Meg nodded. “The ritual of the Dorcha Sìthiche has always been a closely guarded secret. The villagers don’t like to admit the existence of the old spirits and energies. It frightens them to think about it too much. The ritual is conducted and then it is forgotten about until the next year. That is unless you are with child, and then you spend your days looking out for another village woman who might give birth after you and ensure your child’s protection.”
“Thank you for telling me.”
She nodded. “Just don’t talk about it further and whatever you do, don’t speak her name. You already carry a strange and powerful energy, and you’re not from here so she’ll be curious about you.
I thanked her again before making my way to her door. Night had started to creep down the sky and I waved before heading up the slope towards the main track with an extra quickness in my step.
CHAPTER NINE
As I headed back towards the village, a rider on a large brown horse trotted towards me. There was nothing about it that caused any more than the usual anxiety a girl feels when she’s on her own and a stranger approaches.
The rider’s eyes fixed
on me as he neared and I could immediately tell he knew I wasn’t a local. Judging from the quality of his horse, the style of his clothes and his overstuffed belly, I made a guess that this was the infamous Duke of Gifford. He wasn’t quite as old as Glen had had me believe, but then age had a different measure here.
He raised his hand to his hat as if to salute me and slowed his horse. I flashed him a quick smile before dipping my head and picking up my pace, making it clear I was in a hurry and wasn’t inviting any kind of social engagement. I thought I had gotten away with it until I heard him dismount and turn his horse around.
“Good evening, Miss,” he said, studying me.
“Hello,” I replied, still keeping my pace brisk. I didn’t want him to think he was making me anxious but it was difficult; everything about the man raised my heckles.

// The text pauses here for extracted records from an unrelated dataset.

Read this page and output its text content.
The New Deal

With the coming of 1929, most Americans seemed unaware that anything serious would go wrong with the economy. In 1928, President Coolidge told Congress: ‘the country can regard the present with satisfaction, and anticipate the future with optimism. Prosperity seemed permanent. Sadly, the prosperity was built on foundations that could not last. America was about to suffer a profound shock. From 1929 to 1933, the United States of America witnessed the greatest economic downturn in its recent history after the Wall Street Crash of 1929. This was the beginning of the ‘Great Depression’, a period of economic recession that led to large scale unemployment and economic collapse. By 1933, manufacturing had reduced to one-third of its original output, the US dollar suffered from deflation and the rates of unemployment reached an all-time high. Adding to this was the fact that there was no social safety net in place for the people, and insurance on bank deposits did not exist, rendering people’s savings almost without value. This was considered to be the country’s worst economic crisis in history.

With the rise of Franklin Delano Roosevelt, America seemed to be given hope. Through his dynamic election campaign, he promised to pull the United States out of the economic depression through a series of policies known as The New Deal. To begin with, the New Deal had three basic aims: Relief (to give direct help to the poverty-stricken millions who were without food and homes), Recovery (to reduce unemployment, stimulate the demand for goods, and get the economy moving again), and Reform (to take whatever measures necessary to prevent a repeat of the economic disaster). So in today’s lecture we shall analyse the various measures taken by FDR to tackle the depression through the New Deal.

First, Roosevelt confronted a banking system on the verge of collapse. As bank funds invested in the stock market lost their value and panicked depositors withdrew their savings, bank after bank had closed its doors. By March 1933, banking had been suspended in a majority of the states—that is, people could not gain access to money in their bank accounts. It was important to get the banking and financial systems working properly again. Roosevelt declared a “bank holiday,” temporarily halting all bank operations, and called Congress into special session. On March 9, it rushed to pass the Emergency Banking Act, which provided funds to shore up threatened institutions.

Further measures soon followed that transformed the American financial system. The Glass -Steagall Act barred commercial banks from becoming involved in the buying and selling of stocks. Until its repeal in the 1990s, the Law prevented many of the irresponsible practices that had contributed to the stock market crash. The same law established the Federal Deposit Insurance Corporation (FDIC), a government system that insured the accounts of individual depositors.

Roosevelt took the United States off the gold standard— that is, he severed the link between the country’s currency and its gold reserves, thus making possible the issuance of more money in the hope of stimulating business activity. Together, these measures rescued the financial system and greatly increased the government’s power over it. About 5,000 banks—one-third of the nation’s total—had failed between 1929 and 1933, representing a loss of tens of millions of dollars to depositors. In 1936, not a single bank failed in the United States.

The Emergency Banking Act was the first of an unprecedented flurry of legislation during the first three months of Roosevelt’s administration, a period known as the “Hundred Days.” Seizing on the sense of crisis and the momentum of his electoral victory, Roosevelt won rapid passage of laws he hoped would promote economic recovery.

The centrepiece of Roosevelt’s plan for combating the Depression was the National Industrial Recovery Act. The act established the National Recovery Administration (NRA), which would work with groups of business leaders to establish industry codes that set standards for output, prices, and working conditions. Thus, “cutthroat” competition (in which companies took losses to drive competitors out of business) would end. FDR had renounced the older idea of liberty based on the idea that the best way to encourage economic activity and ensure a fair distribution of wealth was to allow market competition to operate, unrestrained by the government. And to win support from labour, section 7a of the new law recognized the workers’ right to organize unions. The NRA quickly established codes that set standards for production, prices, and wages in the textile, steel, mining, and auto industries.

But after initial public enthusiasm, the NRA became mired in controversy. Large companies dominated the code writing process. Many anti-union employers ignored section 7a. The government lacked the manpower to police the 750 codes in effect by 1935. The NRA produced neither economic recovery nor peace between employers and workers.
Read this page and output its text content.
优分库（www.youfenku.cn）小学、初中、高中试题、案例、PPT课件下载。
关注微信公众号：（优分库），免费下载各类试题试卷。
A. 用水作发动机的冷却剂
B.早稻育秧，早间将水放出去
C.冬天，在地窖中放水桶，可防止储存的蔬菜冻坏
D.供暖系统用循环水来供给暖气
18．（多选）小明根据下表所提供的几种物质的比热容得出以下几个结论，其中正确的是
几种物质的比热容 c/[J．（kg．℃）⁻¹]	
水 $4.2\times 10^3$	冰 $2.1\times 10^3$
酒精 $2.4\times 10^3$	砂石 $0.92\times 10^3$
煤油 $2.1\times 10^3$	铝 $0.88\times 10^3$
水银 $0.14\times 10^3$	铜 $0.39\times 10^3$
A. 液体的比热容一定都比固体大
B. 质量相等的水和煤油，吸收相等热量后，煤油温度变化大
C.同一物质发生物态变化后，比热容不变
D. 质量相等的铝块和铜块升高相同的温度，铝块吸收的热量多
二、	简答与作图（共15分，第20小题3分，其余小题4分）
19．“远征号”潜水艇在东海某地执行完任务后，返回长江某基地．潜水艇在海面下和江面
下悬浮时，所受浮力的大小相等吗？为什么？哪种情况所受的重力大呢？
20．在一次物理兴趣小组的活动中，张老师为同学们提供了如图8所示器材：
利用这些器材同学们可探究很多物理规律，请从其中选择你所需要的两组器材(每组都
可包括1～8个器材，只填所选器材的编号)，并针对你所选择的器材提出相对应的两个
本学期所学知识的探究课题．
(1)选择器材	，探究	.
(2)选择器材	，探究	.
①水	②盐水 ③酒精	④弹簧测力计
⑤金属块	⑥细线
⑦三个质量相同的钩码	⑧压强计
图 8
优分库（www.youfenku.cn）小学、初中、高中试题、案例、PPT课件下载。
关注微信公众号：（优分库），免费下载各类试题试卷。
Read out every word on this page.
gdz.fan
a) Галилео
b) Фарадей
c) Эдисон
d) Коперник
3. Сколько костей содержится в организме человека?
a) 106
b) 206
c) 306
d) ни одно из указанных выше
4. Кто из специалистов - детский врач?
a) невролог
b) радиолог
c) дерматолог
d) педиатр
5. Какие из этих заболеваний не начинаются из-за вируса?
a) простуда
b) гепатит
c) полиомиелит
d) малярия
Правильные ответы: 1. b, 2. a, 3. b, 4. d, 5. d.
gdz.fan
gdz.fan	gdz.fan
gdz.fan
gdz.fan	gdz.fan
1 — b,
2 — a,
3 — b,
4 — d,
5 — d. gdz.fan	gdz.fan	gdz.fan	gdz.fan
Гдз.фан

I couldn’t tell you what it was about him that made me feel unsafe but there was something and the sooner I lost him, the better.
“I’m afraid I don’t know you,” he said in such a way that it made me feel I had done something wrong.
“I’m sorry, Sir,” I said, not exactly sure how I should address a Duke. “I’m running so late and the evening is drawing in so fast, I really can’t stop.” I flashed him a smile, which I hoped he would read as me telling him to nicely fuck off.
All at once his hand whipped out and grabbed my injured arm, causing me to wince. “Did you hear who I was, girl?”
A lump suddenly formed in my throat making it difficult to breathe. “Yes, Sir. You’re the Duke of Gifford.”
“And I asked you who you were,” he sneered.
I’m sure he hadn’t specifically asked me any such thing but I nodded. “I’m staying with Lady McGarrick,” hoping her rank might give me a reprieve.